Continuing a hot streak in the fall of 2020, the Office for Civil Rights announced another HIPAA settlement with a business associate on September 23, 2020. The $2,300,000 fine was imposed on a business associate following a months long cyberattack that resulted in the exfiltration of data for more than 6 million patients.

The facts of the settlement are particularly troubling and offer targeted lessons or warnings depending on the point of view. As laid out in the Resolution Agreement, CHSPSC, LLC was attacked by an outside attacker on April 10, 2014. On April 18, 2014 (within 8 days), CHSPSC received notification of the intrusion from the FBI. While it can be understandable why CHSPSC did not find the intrusion within 8 days, the response to the FBI’s notification is where the wheels were shown to fall off. Instead of taking immediate (or impactful) action, it was subsequently determined that intrusion activity continued until August 18, 2014. The continued access by the attacker does strongly suggest that no response was implemented by CHSPSC.

The problems only compounded once the breach was finally cut off. As typically happens, an investigation by OCR ensued and, also as happens often, widespread non-compliance was found. The findings by OCR included:

  1. No requirements around preventing unauthorized access;
  2. Failure to mitigate the impact of a known security incident;
  3. Failure to have technical policies and procedures to only allow access to individuals or programs that have been granted access rights;
  4. Failure to regularly review system activity; and
  5. Failure to conduct a risk analysis (the finding that shows up in almost every settlement).

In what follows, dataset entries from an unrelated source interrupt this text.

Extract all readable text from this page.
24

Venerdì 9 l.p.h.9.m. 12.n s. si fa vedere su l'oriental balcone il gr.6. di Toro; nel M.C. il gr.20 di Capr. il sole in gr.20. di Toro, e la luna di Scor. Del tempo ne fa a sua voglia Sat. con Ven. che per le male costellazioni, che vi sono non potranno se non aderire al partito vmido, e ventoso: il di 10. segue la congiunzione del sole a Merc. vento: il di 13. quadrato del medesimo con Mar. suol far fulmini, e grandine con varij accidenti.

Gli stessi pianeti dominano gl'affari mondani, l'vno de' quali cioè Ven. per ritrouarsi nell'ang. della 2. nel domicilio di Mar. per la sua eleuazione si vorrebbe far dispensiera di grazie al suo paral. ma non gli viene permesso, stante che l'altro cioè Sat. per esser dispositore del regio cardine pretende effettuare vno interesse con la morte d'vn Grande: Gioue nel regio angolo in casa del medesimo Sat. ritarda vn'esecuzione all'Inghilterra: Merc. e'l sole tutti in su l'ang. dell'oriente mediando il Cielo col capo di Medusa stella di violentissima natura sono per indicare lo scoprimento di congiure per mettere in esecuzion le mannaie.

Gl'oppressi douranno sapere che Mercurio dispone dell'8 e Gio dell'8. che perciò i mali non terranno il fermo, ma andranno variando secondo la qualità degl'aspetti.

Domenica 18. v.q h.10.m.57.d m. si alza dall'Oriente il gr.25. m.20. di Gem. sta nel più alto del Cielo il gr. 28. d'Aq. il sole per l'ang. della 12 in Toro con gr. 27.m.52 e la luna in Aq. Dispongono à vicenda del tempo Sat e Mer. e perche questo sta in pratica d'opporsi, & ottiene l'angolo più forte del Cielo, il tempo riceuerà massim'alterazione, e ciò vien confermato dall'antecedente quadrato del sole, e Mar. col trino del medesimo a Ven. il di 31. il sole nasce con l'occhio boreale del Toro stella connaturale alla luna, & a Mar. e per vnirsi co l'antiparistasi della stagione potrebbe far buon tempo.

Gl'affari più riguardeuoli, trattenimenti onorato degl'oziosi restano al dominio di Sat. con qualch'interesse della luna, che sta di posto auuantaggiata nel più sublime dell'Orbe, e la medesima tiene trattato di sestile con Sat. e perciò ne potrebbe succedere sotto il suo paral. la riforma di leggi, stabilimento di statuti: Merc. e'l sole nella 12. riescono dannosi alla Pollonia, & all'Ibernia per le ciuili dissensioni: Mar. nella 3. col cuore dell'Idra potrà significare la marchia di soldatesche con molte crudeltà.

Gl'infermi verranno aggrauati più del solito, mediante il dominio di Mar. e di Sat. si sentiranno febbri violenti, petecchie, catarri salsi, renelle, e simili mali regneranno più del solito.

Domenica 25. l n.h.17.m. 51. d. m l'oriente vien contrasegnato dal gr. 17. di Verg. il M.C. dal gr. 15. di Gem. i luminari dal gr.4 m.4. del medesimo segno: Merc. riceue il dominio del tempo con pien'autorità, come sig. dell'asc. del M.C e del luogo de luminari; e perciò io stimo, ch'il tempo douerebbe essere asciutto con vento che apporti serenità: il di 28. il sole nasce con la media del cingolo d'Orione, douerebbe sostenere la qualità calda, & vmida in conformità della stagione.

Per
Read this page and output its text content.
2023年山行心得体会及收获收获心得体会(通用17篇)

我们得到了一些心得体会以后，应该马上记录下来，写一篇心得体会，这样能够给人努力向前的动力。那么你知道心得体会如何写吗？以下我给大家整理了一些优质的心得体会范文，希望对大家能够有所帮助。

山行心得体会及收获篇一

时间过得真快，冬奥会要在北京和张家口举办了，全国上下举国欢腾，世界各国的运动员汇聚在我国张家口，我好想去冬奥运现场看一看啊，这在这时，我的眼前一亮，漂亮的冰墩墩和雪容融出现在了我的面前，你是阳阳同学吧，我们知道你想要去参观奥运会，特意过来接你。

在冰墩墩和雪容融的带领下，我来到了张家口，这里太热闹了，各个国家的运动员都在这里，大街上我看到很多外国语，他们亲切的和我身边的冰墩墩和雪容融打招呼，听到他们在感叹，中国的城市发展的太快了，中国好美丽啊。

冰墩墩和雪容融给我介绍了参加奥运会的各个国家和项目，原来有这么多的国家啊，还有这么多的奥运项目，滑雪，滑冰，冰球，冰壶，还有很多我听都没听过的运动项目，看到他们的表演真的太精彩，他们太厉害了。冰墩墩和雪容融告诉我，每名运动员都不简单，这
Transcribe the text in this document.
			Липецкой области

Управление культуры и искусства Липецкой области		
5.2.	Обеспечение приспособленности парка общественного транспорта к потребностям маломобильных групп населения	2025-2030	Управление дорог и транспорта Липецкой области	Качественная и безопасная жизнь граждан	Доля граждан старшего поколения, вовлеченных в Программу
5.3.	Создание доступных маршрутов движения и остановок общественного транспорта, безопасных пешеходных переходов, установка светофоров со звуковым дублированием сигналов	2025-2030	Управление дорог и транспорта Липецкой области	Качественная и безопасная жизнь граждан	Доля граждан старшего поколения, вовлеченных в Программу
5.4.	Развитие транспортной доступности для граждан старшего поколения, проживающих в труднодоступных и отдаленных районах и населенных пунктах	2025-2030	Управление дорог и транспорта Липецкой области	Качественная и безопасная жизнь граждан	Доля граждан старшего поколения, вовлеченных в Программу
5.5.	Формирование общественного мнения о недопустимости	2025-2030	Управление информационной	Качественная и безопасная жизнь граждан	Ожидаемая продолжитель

Reading between the lines of the settlement, it is arguably apparent that CHSPSC tried to take an approach of hiding its head in the sand and desperately hoping that the problem would go away. Unfortunately, hiding one’s head in the sand is not a valid approach because the world continues to spin and problems continue to mount.

Since hoping a problem will go away is not a valid approach, what can be done? One hint is contained in the finding of CHSPSC’s failures. Specifically, the required element of HIPAA Security Rule compliance of regularly reviewing information system activity including audit logs and access reports. The regular review of those aspects of a system can help find irregularities, whether caused externally or internally, and better protect the private information entrusted to entities.

Monitoring systems is not historically an easy task, especially as the size and scope of systems has continued to grow. However, the rise of technology also means improved tools to automate the monitoring of systems. The tools also enable more comprehensive review because the automated tools can scan the entire system whereas previous manual efforts relied upon random sampling. Regardless of the approach, the mandate to monitor and respond cannot be ignored.

Malicious attacks will never stop and it will never be possible to stop all of those attacks. However, it is possible to be nimble, quickly find issues, and cut off negative impacts as soon as possible. Healthcare organizations, as stewards of vast quantities of sensitive private information, must take the role seriously and explore utilization of all helpful tools.